Cour d’Assises de Lomé : le procureur général exige la rigueur des jurés

Les juges de la Cour d'appel Les juges de la Cour d'appel

La Cour d'Appel de Lomé a débuté lundi  les audiences pour le compte de l'année judiciaire 2018-2019. Au cours de ces Assises, fort est de constater que les infractions sont en hausse par rapport à la session 2018. A cet effet, le procureur général exige plus de rigueur de la part des jurés.

Lors de la session  2018, les dossiers par types d’infractions avaient relevé 18 relatifs aux infractions contre les stupéfiants, 14 relatifs à la pédophilie, 07 pour viol et infractions assimilées et 13 dossiers relatifs à l'atteinte à la vie.

Cette année, les infractions relatives aux stupéfiants sont passées de 18 à 25, celles relatives à la pédophilie de 14 à 7, d'atteinte à la vie de 13 à 18. Les dossiers relatifs au viol n'ont ni évolués ni régressés (7).

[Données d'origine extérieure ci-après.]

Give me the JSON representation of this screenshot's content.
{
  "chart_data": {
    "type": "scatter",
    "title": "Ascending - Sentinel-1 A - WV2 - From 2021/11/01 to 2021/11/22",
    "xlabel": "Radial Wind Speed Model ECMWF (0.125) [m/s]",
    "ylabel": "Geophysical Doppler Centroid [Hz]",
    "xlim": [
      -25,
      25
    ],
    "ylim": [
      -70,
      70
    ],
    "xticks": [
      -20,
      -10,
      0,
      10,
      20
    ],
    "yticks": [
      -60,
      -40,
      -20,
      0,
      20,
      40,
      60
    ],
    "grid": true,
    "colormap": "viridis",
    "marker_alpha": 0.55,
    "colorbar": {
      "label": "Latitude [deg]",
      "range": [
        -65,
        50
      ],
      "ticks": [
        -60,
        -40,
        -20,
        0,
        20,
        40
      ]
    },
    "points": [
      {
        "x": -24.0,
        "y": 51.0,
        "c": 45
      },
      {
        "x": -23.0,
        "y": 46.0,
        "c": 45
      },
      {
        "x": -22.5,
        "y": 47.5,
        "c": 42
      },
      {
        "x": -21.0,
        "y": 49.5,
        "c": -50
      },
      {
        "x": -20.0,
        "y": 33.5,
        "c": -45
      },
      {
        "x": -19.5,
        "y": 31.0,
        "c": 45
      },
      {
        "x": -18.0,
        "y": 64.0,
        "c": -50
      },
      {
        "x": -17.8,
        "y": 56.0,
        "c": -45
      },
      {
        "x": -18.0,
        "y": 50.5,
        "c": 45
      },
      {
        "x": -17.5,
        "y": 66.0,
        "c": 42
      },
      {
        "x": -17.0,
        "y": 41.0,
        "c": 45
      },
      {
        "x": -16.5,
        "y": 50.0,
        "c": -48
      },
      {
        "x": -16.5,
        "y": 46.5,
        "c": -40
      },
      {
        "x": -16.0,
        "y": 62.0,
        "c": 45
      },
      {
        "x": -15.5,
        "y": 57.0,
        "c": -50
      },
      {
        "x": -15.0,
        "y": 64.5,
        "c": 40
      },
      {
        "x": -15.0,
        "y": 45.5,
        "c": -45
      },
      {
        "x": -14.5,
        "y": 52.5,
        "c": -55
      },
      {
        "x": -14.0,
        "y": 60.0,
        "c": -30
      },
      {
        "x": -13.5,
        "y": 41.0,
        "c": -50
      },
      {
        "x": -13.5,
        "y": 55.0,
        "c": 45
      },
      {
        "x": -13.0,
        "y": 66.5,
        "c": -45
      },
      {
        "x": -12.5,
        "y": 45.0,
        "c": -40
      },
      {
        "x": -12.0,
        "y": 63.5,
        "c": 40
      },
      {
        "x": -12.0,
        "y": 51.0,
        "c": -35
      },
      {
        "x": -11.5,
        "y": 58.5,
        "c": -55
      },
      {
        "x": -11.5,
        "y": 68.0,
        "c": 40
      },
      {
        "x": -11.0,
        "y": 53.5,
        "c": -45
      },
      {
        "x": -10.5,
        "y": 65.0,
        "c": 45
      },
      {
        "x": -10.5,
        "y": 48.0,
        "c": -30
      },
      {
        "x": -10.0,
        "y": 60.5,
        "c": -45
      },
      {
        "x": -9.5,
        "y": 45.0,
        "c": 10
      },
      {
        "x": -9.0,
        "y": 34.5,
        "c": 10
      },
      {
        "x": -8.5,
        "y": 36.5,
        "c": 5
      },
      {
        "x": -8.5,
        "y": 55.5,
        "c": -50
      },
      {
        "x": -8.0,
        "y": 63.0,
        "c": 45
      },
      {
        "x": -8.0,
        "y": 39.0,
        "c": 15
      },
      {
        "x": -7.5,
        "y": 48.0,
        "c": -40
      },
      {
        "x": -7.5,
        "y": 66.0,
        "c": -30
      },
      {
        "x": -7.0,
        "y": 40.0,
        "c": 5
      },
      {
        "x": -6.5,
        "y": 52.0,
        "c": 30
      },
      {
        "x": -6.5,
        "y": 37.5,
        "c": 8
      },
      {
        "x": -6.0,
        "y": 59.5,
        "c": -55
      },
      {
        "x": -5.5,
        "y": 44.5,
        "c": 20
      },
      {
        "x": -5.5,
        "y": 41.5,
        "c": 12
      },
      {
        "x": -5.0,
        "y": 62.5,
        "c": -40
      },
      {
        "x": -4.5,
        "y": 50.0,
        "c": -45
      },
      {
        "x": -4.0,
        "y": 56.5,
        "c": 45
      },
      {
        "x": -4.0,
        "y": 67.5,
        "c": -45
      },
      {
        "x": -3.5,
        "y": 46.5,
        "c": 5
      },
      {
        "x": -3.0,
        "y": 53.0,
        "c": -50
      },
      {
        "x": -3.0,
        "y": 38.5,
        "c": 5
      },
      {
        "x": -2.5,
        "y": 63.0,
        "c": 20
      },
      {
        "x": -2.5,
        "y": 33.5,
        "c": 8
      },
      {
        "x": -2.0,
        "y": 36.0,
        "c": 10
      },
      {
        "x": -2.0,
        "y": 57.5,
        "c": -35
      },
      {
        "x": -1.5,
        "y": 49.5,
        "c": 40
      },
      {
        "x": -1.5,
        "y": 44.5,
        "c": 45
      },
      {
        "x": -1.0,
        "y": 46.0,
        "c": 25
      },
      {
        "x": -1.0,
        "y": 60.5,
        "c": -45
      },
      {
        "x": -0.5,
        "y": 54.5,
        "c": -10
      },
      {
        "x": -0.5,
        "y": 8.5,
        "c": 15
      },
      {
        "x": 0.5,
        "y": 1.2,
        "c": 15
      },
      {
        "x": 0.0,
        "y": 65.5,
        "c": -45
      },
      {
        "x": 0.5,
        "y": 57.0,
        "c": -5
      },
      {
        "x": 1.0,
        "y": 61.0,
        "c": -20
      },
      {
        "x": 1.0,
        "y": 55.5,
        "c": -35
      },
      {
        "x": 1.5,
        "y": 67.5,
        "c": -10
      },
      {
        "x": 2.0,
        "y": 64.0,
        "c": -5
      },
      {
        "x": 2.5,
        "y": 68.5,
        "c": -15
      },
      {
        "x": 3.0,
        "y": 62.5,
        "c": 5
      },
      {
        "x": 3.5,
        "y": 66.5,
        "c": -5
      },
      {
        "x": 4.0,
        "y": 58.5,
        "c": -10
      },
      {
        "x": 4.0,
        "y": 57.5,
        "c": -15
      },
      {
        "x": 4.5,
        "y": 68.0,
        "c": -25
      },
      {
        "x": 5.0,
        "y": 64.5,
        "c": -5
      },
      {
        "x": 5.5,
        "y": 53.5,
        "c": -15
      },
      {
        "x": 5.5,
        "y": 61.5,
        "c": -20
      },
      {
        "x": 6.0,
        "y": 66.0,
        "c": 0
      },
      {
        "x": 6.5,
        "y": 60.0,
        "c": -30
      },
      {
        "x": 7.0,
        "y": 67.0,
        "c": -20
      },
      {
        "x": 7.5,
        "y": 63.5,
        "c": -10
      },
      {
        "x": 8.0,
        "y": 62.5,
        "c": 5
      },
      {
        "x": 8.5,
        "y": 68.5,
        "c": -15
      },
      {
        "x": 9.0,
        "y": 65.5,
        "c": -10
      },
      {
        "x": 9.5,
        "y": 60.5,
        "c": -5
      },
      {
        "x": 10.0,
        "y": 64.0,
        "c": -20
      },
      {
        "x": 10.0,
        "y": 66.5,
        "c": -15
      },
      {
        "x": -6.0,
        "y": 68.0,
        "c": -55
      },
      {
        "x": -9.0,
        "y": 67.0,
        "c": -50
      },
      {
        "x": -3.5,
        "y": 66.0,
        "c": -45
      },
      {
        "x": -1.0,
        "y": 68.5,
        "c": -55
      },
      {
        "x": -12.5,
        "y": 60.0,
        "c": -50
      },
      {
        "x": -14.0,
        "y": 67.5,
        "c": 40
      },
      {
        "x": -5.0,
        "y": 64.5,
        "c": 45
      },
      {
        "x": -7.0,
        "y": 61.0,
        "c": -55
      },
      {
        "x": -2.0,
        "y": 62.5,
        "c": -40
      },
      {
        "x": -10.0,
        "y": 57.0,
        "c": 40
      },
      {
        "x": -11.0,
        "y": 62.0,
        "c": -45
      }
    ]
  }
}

Ces différentes variations, selon le Procureur général près de la Cour d'Appel de Lomé, Kodjo Garba Gnambi, sont  liées au faite qu’au cours de la session 2018,  les acteurs de la justice se sont montrés plus laxistes  en ce qui concerne les infractions contre les stupéfiants, à l'atteinte à la vie et au viol mais plus dissuasifs en ce qui concerne la pédophilie.

« Je sais que cette analyse paraîtra simpliste pour certains mais il s'agit d'un constat et pour le confirmer ou l’infirmer, il va falloir se montrer aussi dissuasifs cette année dans nos condamnations relativement aux infractions contre les stupéfiants, aux atteintes à la vie et au viol sans reculer en ce qui concerne la pédophilie », a souligné le procureur général.

Il en appelle donc au sérieux et à la rigueur des jurés, qui selon lui, ne doivent pas verser dans un sentimentalisme débordant.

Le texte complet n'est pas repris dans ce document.